Trade between Santa Fe and Chihuahua and western Missouri required the cooperation of an international business community to ensure its success. Middlemen, or "comerciantes," handled the movement of goods with sometimes as many as a half-dozen separate firms involved in the transfer, storage and shipment of goods. A single shipment of goods from Europe for the Mexican trade involved insurance agents, banking houses, and the U.S. Mint, blacksmiths, wagonmakers, wheelwrights, saddlers, gunsmiths, tailors boot makers, teamsters, managers - plus ancillary services such as merchants, grocers, saloon keepers, hotel owners, farmers, stock drivers, slaves, and various other peoples supplying services to those individuals and firms freighting goods to the southwest.
The speculative trade that developed between western Missouri and Mexico in the 19th century depended on an international network that included men and women of various cultures, involving two continents and stretching across thousands of miles of ocean, mountains, rivers, and deserts.
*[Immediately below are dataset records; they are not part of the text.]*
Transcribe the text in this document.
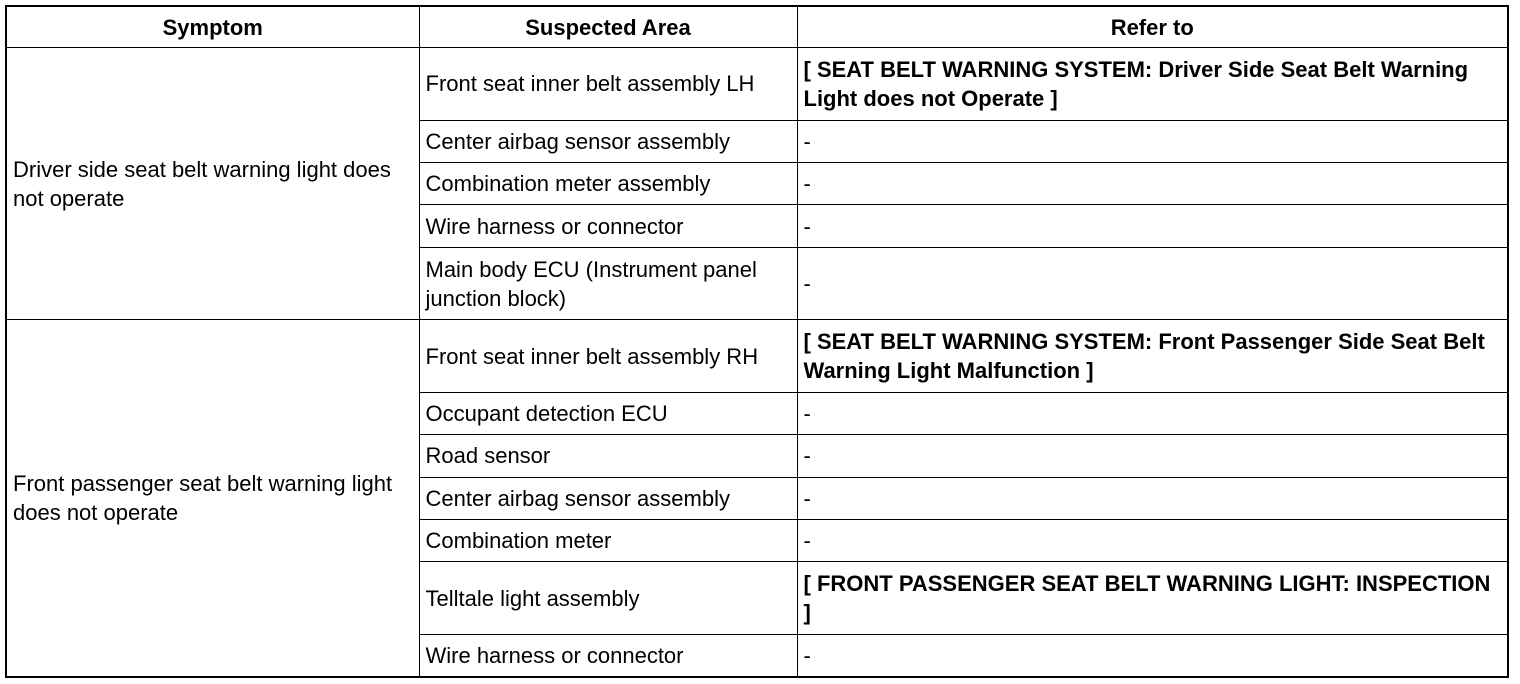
Symptom	Suspected Area	Refer to
Driver side seat belt warning light does not operate	Front seat inner belt assembly LH	[ SEAT BELT WARNING SYSTEM: Driver Side Seat Belt Warning Light does not Operate ]
	Center airbag sensor assembly	-
	Combination meter assembly	-
	Wire harness or connector	-
	Main body ECU (Instrument panel junction block)	-
Front passenger seat belt warning light does not operate	Front seat inner belt assembly RH	[ SEAT BELT WARNING SYSTEM: Front Passenger Side Seat Belt Warning Light Malfunction ]
	Occupant detection ECU	-
	Road sensor	-
	Center airbag sensor assembly	-
	Combination meter	-
	Telltale light assembly	[ FRONT PASSENGER SEAT BELT WARNING LIGHT: INSPECTION ]
	Wire harness or connector	-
The town of Independence became one of a number of entrepots on an international trade route that extended from Europe across the Atlantic and the North American continent to central Mexico that had been sporadically in operation in one form or another for more than 200 years. Furs provided the first trade focus for the route. Later, the trade expanded to include both natural resources and manufactured goods involving a variety of peoples and cultures. Located at that crucial southeast bend of the Missouri River, the Independence and Jackson County region served as a natural point of transfer and supply for caravans leaving for and returning from the southwest. The town remained active in the trade from its founding in 1827 until the middle of the 19th century. Just before the Civil War, Kansas City supplanted Independence as the trade's eastern supply point. After the war, railroad technology changed the face and intensity of the trade, but not its basic nature.
International trade required an international community and a cooperative network of people to foster its development and guarantee its success. The center of the Independence/Santa Fe trade formed around a few business people who managed to cooperate and survive. They included Spanish, Mexican, Anglo, Free Black, Jewish, French Canadian, and German peoples. They included men and women, slave holders and slaves.
The question of diversity and its place in American history is important today particularly as the American nation defines who we are as a people, at a time when cultural diversity is seen by some as a dangerous and subversive thing. The world of the Mexican or Santa Fe trade revolved around a speculative economy that was based, not on a tangible mineral resource, but on the vagaries of international trade. Americans named the trail town of Independence after an important American ideal that, in time, became the byword of the American West. The independent ideal, however, constituted an illusion. The town of Independence, like the trade and nation it served, was not independent of its region, its nation, its peoples, its economics, or the international world in which it existed. International trade required international cooperation.